Guarneri rivela che un aspetto della sua rivoluzione ha sollevato inizialmente le obiezioni dei sindacati: «Ho ridotto a 45 ore mensili il massimale di straordinari per ciascuno. C’era chi ne faceva ottanta...». Difficile immaginare rimostranze simili in Italia: ve l’immaginate un sindacato nazionale andare allo scontro con una azienda per rivendicare il «diritto per tutti» a 80 ore mensili di lavoro straordinario? Guarneri ha replicato: quello che l’azienda risparmierà (visto che per gli straordinari paga il 35% in piu', ossia meglio del 25% richiesto dalla legislazione nipponica) sarà redistribuito ai lavoratori. Ma non a tutti: solo a quelli che centreranno i loro personali piani di miglioramento. Un piano che hanno anche le segretarie. Ad esempio, se la segretaria di Guarneri sa che lui dovrà recarsi negli Stati Uniti il mese successivo e prenota il volo in tempo utile per ottenere lo stesso biglietto aereo a un prezzo più conveniente, avrà la sua gratificazione personale.

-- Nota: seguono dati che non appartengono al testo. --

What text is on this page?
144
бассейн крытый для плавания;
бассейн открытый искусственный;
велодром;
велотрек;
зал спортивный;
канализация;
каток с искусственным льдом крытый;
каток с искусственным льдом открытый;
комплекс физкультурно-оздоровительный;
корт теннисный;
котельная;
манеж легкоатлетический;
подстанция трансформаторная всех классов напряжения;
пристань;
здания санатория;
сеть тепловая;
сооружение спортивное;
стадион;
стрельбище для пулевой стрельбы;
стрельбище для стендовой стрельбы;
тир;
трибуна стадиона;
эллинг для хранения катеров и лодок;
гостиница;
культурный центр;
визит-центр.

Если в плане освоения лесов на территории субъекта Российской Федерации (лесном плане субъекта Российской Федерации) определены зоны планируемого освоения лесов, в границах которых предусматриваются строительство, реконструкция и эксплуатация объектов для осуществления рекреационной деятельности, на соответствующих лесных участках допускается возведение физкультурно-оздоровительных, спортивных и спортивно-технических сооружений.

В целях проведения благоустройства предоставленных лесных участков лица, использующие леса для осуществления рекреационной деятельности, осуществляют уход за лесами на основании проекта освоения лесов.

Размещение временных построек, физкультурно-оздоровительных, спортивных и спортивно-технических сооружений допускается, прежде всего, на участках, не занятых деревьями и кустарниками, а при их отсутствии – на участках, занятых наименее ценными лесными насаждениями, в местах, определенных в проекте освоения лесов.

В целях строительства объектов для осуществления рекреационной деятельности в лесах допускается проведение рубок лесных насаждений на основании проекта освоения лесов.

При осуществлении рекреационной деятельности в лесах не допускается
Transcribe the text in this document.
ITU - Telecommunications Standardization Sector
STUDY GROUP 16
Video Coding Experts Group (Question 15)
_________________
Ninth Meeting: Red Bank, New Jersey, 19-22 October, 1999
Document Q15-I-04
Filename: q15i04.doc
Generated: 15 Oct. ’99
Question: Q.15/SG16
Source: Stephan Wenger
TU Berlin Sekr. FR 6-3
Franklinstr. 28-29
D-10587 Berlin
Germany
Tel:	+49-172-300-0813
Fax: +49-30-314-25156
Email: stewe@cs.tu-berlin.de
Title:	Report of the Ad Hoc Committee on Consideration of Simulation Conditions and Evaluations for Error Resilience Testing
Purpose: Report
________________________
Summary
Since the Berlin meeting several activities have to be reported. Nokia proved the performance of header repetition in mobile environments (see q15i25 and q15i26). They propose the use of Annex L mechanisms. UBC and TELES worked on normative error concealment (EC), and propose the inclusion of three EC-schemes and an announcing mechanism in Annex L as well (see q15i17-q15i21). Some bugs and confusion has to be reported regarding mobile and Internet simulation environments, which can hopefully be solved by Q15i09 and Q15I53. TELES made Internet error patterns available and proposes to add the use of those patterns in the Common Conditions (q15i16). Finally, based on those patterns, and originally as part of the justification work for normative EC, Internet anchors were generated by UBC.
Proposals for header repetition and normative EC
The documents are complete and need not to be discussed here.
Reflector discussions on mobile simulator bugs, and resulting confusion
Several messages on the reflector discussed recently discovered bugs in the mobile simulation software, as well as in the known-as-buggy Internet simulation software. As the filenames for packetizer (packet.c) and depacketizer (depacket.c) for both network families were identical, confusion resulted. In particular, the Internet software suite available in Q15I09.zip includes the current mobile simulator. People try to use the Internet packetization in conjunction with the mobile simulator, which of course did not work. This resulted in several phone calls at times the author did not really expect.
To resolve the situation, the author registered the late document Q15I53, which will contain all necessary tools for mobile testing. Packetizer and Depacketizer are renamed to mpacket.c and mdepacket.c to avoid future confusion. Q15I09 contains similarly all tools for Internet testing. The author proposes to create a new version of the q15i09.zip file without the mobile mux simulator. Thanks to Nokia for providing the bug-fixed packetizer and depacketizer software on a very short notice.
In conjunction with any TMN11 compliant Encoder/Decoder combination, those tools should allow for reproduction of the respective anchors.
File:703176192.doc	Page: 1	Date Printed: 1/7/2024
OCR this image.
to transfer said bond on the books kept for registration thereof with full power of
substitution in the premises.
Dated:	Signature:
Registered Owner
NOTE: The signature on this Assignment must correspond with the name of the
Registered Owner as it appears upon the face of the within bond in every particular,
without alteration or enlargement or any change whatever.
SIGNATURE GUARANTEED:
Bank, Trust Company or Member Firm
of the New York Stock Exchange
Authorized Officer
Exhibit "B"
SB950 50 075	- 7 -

Certo, c’è chi ancora si sente in colpa a non farsi vedere in ufficio. Non mancano mariti che finiscono per accorgersi amaramente di non essere troppo graditi in casa propria: se una moglie si è abituata a non preparargli la cena e ad andare a letto in una stanzetta a parte con il bambino (in pratica senza vedere il marito per tutta la settimana), il suo entusiasmo per la rivoluzione-Guarneri non sempre è spiccato ed evidente (anzi). Qualche single che abita a un’ora e mezzo dall’ufficio si sente triste a tornare a Saitama alle 18 anziché tirar tardi in ufficio per poi andare a mangiare e bere in una rumorosa “izakaya” del centro città. Piccoli inconvenienti di una transizione verso una maggiore libertà e responsabilità. Da cui, va detto, gli operai sono esclusi, a causa delle imposizioni della produzione in fabbrica.